The Underground Gourmet Quick Bite

Gui Lin Mi Fen Brings a Seldom-Seen Rice-Noodle Soup to Queens’ Chinatown

Gui Lin Mi Fen's Sour & Spicy
Gui Lin Mi Fen’s Sour & Spicy “Good Friends” noodle bowl. Photo: Kathryn Palmieri/New York Magazine

It’s a great time to be a noodle eater in New York. You have your pick of ramen, udon, or soba; you’ve got cold-skin, hand-pulled, and knife-peeled, not to mention arrowroot and mung-bean. And, in an unassuming shop on a crowded block in Flushing, Queens, you have mi fen, a traditional rice noodle from Guilin, a city in the Guangxi region of southern China. At Gui Lin Mi Fen, which opened this past winter, these rice noodles (springy, slick, and outsourced) are the core of a menu that includes a smattering of appetizers and some recently added skewers, which can’t compare to the smoky masterwork of the neighborhood’s street vendors. What distinguishes the noodles more than their inherent noodley-ness is the way they’re served — warm, in a bowl with cold toppings, alongside a smaller bowl of meat-bone broth.

If you appear hesitant in your approach and stare blankly from one vessel to another, your server will instruct you to vigorously mix the contents of your noodle bowl, tapping the savory sauce on the bottom, and to slurp up some of these “dry” mi fen before pouring in the sidecar of soothing broth. But when it comes to Guilin mi fen, as with so much else in life, you can follow your own bliss: Alternate slurps of noodle and broth, or just save the broth until you’ve finished your noodles, then sip it like a digestif.

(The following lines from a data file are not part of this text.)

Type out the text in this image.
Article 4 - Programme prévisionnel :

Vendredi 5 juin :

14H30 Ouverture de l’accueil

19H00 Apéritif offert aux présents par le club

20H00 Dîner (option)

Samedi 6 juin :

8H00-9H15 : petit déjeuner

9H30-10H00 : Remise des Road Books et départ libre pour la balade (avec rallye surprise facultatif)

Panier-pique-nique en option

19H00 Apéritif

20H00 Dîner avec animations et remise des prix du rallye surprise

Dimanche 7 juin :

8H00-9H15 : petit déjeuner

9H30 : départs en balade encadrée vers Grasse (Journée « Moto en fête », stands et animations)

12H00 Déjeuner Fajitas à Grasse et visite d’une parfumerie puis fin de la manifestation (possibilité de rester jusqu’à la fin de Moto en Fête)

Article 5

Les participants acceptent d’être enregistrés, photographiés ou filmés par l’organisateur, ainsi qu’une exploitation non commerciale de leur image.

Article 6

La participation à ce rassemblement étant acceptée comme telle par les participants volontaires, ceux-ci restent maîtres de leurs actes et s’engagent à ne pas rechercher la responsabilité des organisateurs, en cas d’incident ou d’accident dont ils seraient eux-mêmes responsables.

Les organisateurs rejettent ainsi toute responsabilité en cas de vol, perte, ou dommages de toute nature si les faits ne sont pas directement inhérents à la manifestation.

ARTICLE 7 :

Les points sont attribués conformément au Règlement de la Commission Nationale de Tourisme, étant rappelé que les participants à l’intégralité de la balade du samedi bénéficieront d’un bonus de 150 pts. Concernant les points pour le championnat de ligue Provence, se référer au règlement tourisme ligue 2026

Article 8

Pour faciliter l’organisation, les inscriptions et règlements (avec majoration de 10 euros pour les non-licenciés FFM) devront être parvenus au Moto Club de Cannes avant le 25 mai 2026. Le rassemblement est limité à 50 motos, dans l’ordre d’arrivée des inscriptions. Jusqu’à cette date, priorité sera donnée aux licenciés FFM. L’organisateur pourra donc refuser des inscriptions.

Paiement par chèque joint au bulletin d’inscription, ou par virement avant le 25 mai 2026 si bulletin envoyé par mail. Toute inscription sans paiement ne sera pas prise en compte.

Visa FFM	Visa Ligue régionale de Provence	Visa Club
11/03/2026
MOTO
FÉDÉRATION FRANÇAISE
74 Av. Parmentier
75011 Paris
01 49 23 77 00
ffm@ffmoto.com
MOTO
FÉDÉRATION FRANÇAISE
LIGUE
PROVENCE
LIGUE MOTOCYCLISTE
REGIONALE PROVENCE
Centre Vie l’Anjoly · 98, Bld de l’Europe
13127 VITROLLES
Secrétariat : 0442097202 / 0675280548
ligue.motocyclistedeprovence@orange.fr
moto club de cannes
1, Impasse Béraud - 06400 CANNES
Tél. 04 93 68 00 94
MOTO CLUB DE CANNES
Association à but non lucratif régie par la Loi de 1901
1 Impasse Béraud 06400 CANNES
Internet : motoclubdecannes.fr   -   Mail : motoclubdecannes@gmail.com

In its hometown, Guilin mi fen was traditionally topped with horse meat; in Flushing, equine is not an option. There is crispy pork, thin-sliced brisket, oxtail, and ham, among other toppings, but for the Underground Gourmet’s $7.25, the one to get is the Sour & Spicy “Good Friends” bowl, featuring strands of chile-slicked bamboo shoot, plus pickled green beans, roasted soy nuts, mushrooms, scallions, and cilantro, a compelling contrast of flavors and textures with just enough heat. If you require more, there’s a pot of chopped chiles on every table.

135-25 40th Rd., nr. Main St., Flushing; 718-939-2025

*This article appears in the September 7, 2015 issue of New York Magazine.